Mon originally means crest. In Muromachi era (approx. 500 – 600 years ago), samurai leaders started to dye their crest on their armors. Then they also started to actually wear kimonos with their crest dyed to express their royalty and pride.
Later, when Edo period (1603-1867) began, the tradition of using their crest on their clothes spread especially to Daimyos, feudal lords, who gathered in Edo for an alternate-year attendance. This is the beginning of Tokyo Some Komon.
Later, Edo citizens also began to ware Komon kimonos, but they could chose more various patterns since they were free from crest, and Tokyo Some Komon artisans developed stylish patterns.
Komon was first only for men, but later, women started to wear this kind of kimono since they were cool and elegant even though the coloring was simple.

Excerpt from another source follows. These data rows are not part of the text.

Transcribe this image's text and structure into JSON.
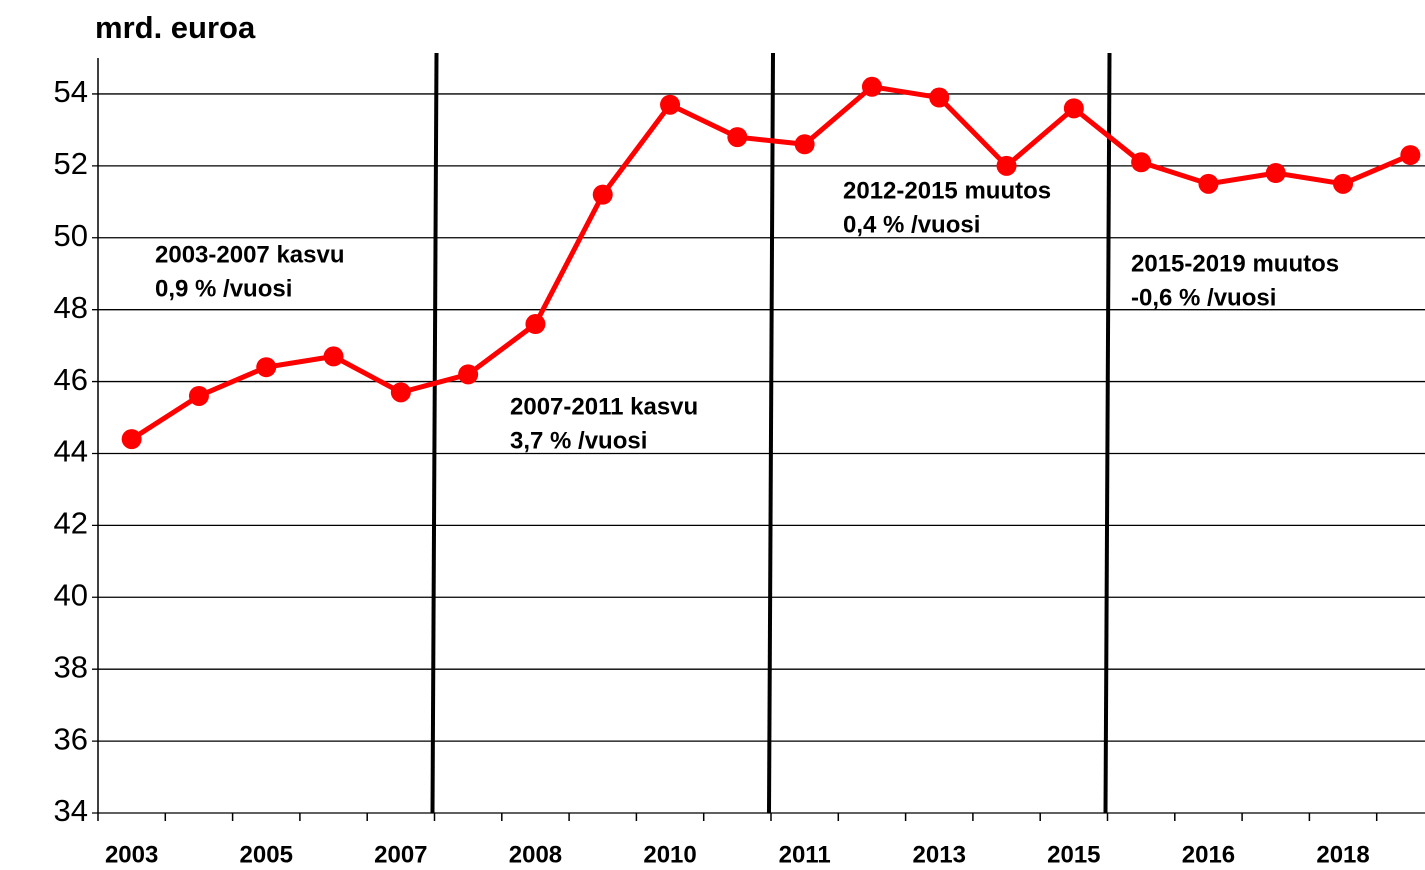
{
  "chart_data": {
    "type": "line",
    "title": "mrd. euroa",
    "categories": [
      "2003",
      null,
      "2005",
      null,
      "2007",
      null,
      "2008",
      null,
      "2010",
      null,
      "2011",
      null,
      "2013",
      null,
      "2015",
      null,
      "2016",
      null,
      "2018",
      null
    ],
    "series": [
      {
        "name": "mrd. euroa",
        "color": "#ff0000",
        "values": [
          44.4,
          45.6,
          46.4,
          46.7,
          45.7,
          46.2,
          47.6,
          51.2,
          53.7,
          52.8,
          52.6,
          54.2,
          53.9,
          52.0,
          53.6,
          52.1,
          51.5,
          51.8,
          51.5,
          52.3
        ]
      }
    ],
    "ylim": [
      34,
      55
    ],
    "yticks": [
      34,
      36,
      38,
      40,
      42,
      44,
      46,
      48,
      50,
      52,
      54
    ],
    "grid": true,
    "annotations": [
      [
        "2003-2007 kasvu",
        "0,9 % /vuosi"
      ],
      [
        "2007-2011 kasvu",
        "3,7 % /vuosi"
      ],
      [
        "2012-2015 muutos",
        "0,4 % /vuosi"
      ],
      [
        "2015-2019 muutos",
        "-0,6 % /vuosi"
      ]
    ]
  }
}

In Meiji(1868-1912), when samurai status was banned and men started to ware plain western clothes, Tokyo Some Komon became mostly for women.
The customers has been changed, but the production method has not changed a bit. Handmade paper is piled up by persimmon tannin to form the basement of pattern paper. Artisans plan the designs, and express the design on the pattern paper by gimlets and small knives.
The fabric usually used is silk. Carved pattern paper is set on the silk clothe and starch paste put on to protect the pattern from dyed. After starch paste was set, the silk clothe is dyed and steamed for fixing, then washed well.
The features of Tokyo Some Komon is the elaborate decoration which is realized by the workmanship by skillful artisans. It is astonishing that the patterns are very edgy and distinct even though they are so small.
Tokyo Some Komon was designated as Traditional Craft by METI (Ministry of Economy, Trade and Industry) in 1976.